Waste-free self-organized process manufacturing transparent conductive mesh and microflakes in closed cycle for broadband electromagnetic shielding and heater application

https://doi.org/10.1007/s10854-024-14121-y

Developing new environmentally friendly methods of producing materials for electronics is critical important task for material science. Manufacturing process of semiconductor materials, transparent electrodes, electrical and thermal conductive pastes, fillers for conductive inks and some other materials should be improved from environmental point of view. Here we present a waste-free closed cycle fabrication of two important materials for electronics based on the concept of a self-organized cracked template.

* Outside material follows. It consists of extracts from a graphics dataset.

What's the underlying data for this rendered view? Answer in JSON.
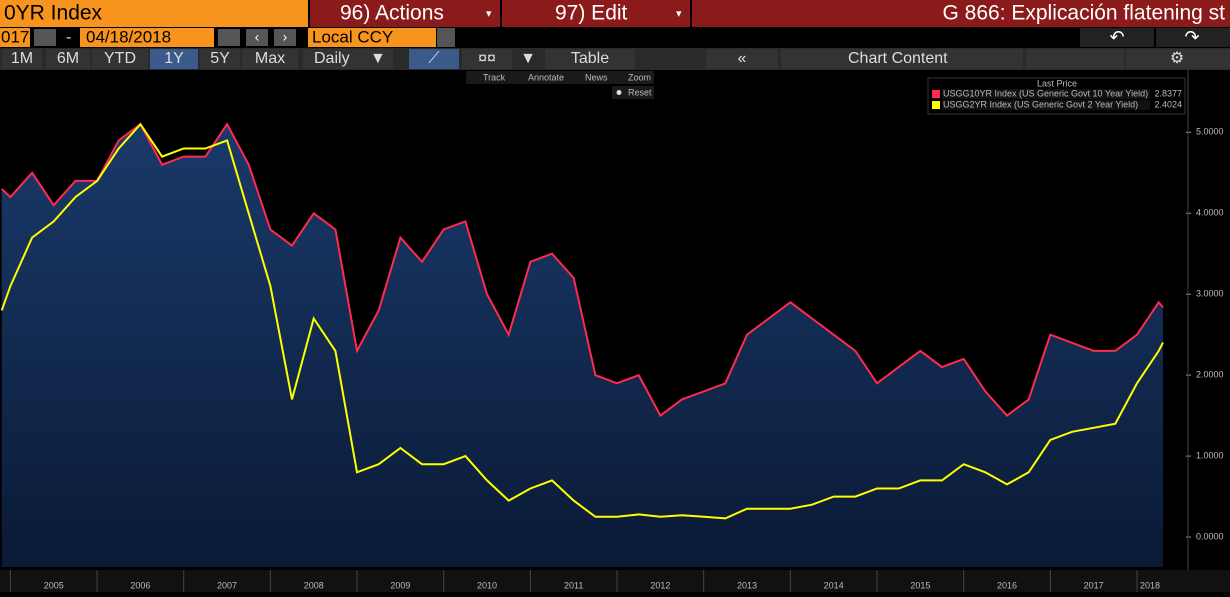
{
  "toolbar": {
    "security": "0YR Index",
    "actions": "96) Actions",
    "edit": "97) Edit",
    "page_title": "G 866: Explicación flatening st",
    "start_date": "017",
    "end_date": "04/18/2018",
    "currency": "Local CCY",
    "ranges": [
      "1M",
      "6M",
      "YTD",
      "1Y",
      "5Y",
      "Max"
    ],
    "frequency": "Daily",
    "table": "Table",
    "chart_content": "Chart Content",
    "tools": [
      "Track",
      "Annotate",
      "News",
      "Zoom"
    ],
    "reset": "Reset"
  },
  "chart_data": {
    "type": "line",
    "legend_title": "Last Price",
    "legend": "upper right",
    "x": [
      2004.9,
      2005.0,
      2005.25,
      2005.5,
      2005.75,
      2006.0,
      2006.25,
      2006.5,
      2006.75,
      2007.0,
      2007.25,
      2007.5,
      2007.75,
      2008.0,
      2008.25,
      2008.5,
      2008.75,
      2009.0,
      2009.25,
      2009.5,
      2009.75,
      2010.0,
      2010.25,
      2010.5,
      2010.75,
      2011.0,
      2011.25,
      2011.5,
      2011.75,
      2012.0,
      2012.25,
      2012.5,
      2012.75,
      2013.0,
      2013.25,
      2013.5,
      2013.75,
      2014.0,
      2014.25,
      2014.5,
      2014.75,
      2015.0,
      2015.25,
      2015.5,
      2015.75,
      2016.0,
      2016.25,
      2016.5,
      2016.75,
      2017.0,
      2017.25,
      2017.5,
      2017.75,
      2018.0,
      2018.25,
      2018.3
    ],
    "series": [
      {
        "name": "USGG10YR Index (US Generic Govt 10 Year Yield)",
        "color": "#ff2a4f",
        "area": true,
        "values": [
          4.3,
          4.2,
          4.5,
          4.1,
          4.4,
          4.4,
          4.9,
          5.1,
          4.6,
          4.7,
          4.7,
          5.1,
          4.6,
          3.8,
          3.6,
          4.0,
          3.8,
          2.3,
          2.8,
          3.7,
          3.4,
          3.8,
          3.9,
          3.0,
          2.5,
          3.4,
          3.5,
          3.2,
          2.0,
          1.9,
          2.0,
          1.5,
          1.7,
          1.8,
          1.9,
          2.5,
          2.7,
          2.9,
          2.7,
          2.5,
          2.3,
          1.9,
          2.1,
          2.3,
          2.1,
          2.2,
          1.8,
          1.5,
          1.7,
          2.5,
          2.4,
          2.3,
          2.3,
          2.5,
          2.9,
          2.8377
        ]
      },
      {
        "name": "USGG2YR Index (US Generic Govt 2 Year Yield)",
        "color": "#ffff00",
        "values": [
          2.8,
          3.1,
          3.7,
          3.9,
          4.2,
          4.4,
          4.8,
          5.1,
          4.7,
          4.8,
          4.8,
          4.9,
          4.0,
          3.1,
          1.7,
          2.7,
          2.3,
          0.8,
          0.9,
          1.1,
          0.9,
          0.9,
          1.0,
          0.7,
          0.45,
          0.6,
          0.7,
          0.45,
          0.25,
          0.25,
          0.28,
          0.25,
          0.27,
          0.25,
          0.23,
          0.35,
          0.35,
          0.35,
          0.4,
          0.5,
          0.5,
          0.6,
          0.6,
          0.7,
          0.7,
          0.9,
          0.8,
          0.65,
          0.8,
          1.2,
          1.3,
          1.35,
          1.4,
          1.9,
          2.3,
          2.4024
        ]
      }
    ],
    "xlim": [
      2004.88,
      2018.3
    ],
    "xticks": [
      2005,
      2006,
      2007,
      2008,
      2009,
      2010,
      2011,
      2012,
      2013,
      2014,
      2015,
      2016,
      2017,
      2018
    ],
    "ylim": [
      -0.37,
      5.77
    ],
    "yticks": [
      {
        "value": 0,
        "label": "0.0000"
      },
      {
        "value": 1,
        "label": "1.0000"
      },
      {
        "value": 2,
        "label": "2.0000"
      },
      {
        "value": 3,
        "label": "3.0000"
      },
      {
        "value": 4,
        "label": "4.0000"
      },
      {
        "value": 5,
        "label": "5.0000"
      }
    ]
  }
}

Optically transparent silver meshes and silver microflakes were obtained in waste-free manufacturing cycle. The morphological, structural, optoelectric, and shielding properties of transparent silver meshes and silver microflakes films were studied in detail. Also, we made transparent heater in close manufacturing cycle. The first type of materials are transparent silver meshes with irregular structure that have a transparency of more than 80% in visible range and with a shielding efficiency of more than 40 dB in the S and L bands and about 30 dB in the K and K_a bands. The second type of material is silver microflakes. We produced solid films using vacuum filtration with our silver microflakes. These films have a shielding efficiency of 90.1 dB with a thickness of 6.2 ± 1.2 μm in the K and K_a bands. A detailed analysis of the shielding properties showed that both types of the obtained shielding materials are comparable to the best literature results in shielding efficiency and are significantly lower in cost than analogs. We show silver mesh transparent heater with contact pads based on self-made conductive pastes filled with silver microflakes. Self-made conductive paste has a low resistivity of 5.26 ± 1.13 µΩ∙m. Optically transparent heaters obtained in a waste-free closed cycle demonstrate uniform temperature field distribution and high heating efficiency. Our results show a new approach for creating materials for electronics and this is significant addition for this emerging industry.